This is a short follow-up of my post about the UK air traffic control meltdown. You might want to first read part one.
So my first post got a lot of attention, and that generates a lot of comments. What was most discussed was:
"But really though, what was the one thing that went wrong?"
Well, that depends who you ask. There was a bit of everything in the comments:
- If you ask someone who's job it is to gather requirements, and write specs, they are saying: "It wasn't made clear that waypoint names are not unique!".
- If you ask a programmer, they will say: "ha! writing buggy code!". I guess my post fell into this category; having spent a disproportionate amount of words on the bug, and a possible fix. To be clear, I've coded more than my fair share of bugs.
- If you ask a project manager or tech-lead, they might say the code review system was not thorough.
- If you ask a QA specialist they will say the system was badly tested.
- Formal methods engineers will say there was no formal verification.
- If you ask a Site Reliability Engineer they will say that the failure modes were not studied, and that the error were not traceable, etc. (There's a lot to say here.)

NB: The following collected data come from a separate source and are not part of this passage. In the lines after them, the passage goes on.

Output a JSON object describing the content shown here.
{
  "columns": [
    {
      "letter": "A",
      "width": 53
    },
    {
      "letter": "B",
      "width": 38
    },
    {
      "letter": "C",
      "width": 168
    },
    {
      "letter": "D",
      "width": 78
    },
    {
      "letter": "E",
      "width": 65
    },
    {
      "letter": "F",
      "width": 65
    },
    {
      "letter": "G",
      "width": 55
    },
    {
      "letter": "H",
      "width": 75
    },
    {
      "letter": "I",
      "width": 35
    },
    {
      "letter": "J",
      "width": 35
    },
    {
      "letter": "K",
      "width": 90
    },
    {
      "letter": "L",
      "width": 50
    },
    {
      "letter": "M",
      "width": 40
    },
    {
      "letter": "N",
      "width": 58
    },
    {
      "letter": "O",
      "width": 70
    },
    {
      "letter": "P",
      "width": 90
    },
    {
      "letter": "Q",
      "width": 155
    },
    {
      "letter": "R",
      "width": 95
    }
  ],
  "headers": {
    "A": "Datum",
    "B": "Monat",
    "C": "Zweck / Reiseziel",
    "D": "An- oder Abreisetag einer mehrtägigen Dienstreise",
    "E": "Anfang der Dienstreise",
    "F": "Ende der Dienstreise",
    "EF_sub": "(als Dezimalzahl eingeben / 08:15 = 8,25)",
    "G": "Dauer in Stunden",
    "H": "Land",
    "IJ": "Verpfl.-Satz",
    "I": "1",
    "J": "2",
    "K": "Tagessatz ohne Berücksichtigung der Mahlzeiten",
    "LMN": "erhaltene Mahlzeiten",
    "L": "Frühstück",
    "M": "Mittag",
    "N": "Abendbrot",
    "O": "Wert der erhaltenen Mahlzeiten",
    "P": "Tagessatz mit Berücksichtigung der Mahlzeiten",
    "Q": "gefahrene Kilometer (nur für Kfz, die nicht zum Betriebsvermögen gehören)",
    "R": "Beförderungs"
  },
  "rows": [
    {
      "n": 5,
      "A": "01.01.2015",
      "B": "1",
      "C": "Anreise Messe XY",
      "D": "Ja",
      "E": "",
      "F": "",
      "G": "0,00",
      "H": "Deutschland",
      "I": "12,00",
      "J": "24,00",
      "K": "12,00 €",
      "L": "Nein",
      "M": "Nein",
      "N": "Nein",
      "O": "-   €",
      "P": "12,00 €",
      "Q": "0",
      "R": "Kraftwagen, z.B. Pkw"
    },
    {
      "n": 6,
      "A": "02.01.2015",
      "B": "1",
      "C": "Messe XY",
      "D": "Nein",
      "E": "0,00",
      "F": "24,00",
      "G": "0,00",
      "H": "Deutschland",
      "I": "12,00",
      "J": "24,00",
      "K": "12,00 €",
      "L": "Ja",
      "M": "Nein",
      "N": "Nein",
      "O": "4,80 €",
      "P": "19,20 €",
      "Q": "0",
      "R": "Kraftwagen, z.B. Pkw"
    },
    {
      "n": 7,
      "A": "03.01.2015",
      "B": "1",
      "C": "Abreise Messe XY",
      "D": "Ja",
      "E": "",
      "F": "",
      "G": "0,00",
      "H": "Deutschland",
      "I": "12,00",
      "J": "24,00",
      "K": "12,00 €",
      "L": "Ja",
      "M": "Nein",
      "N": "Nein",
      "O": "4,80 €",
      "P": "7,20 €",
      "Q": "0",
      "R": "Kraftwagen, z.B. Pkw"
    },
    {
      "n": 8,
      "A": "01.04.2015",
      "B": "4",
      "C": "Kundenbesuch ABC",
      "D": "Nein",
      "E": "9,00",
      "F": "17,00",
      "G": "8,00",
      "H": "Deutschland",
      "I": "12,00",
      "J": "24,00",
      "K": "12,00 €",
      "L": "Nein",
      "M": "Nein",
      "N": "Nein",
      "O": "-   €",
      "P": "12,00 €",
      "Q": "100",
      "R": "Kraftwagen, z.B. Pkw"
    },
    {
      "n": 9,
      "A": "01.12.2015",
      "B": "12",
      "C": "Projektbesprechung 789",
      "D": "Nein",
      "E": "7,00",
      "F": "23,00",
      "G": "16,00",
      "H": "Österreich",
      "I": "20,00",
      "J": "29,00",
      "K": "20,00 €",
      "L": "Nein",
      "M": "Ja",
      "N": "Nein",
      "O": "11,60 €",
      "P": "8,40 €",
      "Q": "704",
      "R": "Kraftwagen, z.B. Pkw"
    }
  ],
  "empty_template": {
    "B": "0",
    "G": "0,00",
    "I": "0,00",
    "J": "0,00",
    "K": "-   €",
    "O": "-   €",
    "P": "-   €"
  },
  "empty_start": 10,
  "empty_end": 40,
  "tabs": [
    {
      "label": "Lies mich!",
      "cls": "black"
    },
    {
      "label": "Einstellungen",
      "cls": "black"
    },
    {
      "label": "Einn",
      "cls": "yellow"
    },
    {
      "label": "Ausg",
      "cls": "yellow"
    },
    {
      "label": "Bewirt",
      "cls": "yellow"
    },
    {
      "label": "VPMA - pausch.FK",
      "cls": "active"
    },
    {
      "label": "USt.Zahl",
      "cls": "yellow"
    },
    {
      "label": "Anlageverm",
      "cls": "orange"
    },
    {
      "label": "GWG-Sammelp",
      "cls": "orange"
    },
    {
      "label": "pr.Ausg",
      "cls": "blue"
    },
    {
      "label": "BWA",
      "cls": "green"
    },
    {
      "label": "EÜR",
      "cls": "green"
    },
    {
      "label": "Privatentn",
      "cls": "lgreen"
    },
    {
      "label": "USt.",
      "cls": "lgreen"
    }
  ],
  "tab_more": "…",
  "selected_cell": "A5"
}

- If you ask a project manager, they will say the outsourcing was badly managed, that the there was not enough knowledge transfer, etc.
- If you ask a crisis management specialist, they will say the situation wasn't escalated fast enough through the lines of support, or.. (I don't know, I'm not a crisis management specialist.)
The point is, these systems are meant to not fail because they have lot of layers of protection. This is the swiss cheese model:
It likens human systems to multiple slices of Swiss cheese, which has randomly placed and sized holes in each slice, stacked side by side, in which the risk of a threat becoming a reality is mitigated by the differing layers and types of defenses which are "layered" behind each other. Therefore, in theory, lapses and weaknesses in one defense do not allow a risk to materialize (e.g. a hole in each slice in the stack aligning with holes in all other slices), since other defenses also exist (e.g. other slices of cheese), to prevent a single point of failure.
For example, if code must be coded by one programmer, reviewed by another, and tested by a third person in order to make it into production, then that's 3 slices of swiss cheese. If the probability that each of these people doesn't know about some requirement (e.g. "there can be duplicate waypoints") is 1/5, then (assuming independence)1, the probability that this lack of knowledge causes a bug to be coded that makes it through these three slices is 1/125.
It took several failures for the crisis to manifest. What went wrong was that many things went wrong.
So that's the question that NATS, the enquiry, and the wider community has to grapple with: what has gone wrong, to lead to a situation where many things can go wrong?
Other posts: part one and part three.
This is a bit naive, and it's why when developping systems where there is a primary and a backup, the teams developping them are sometimes kept completely seperated: different locations, not allowed to talk to each other about work, etc.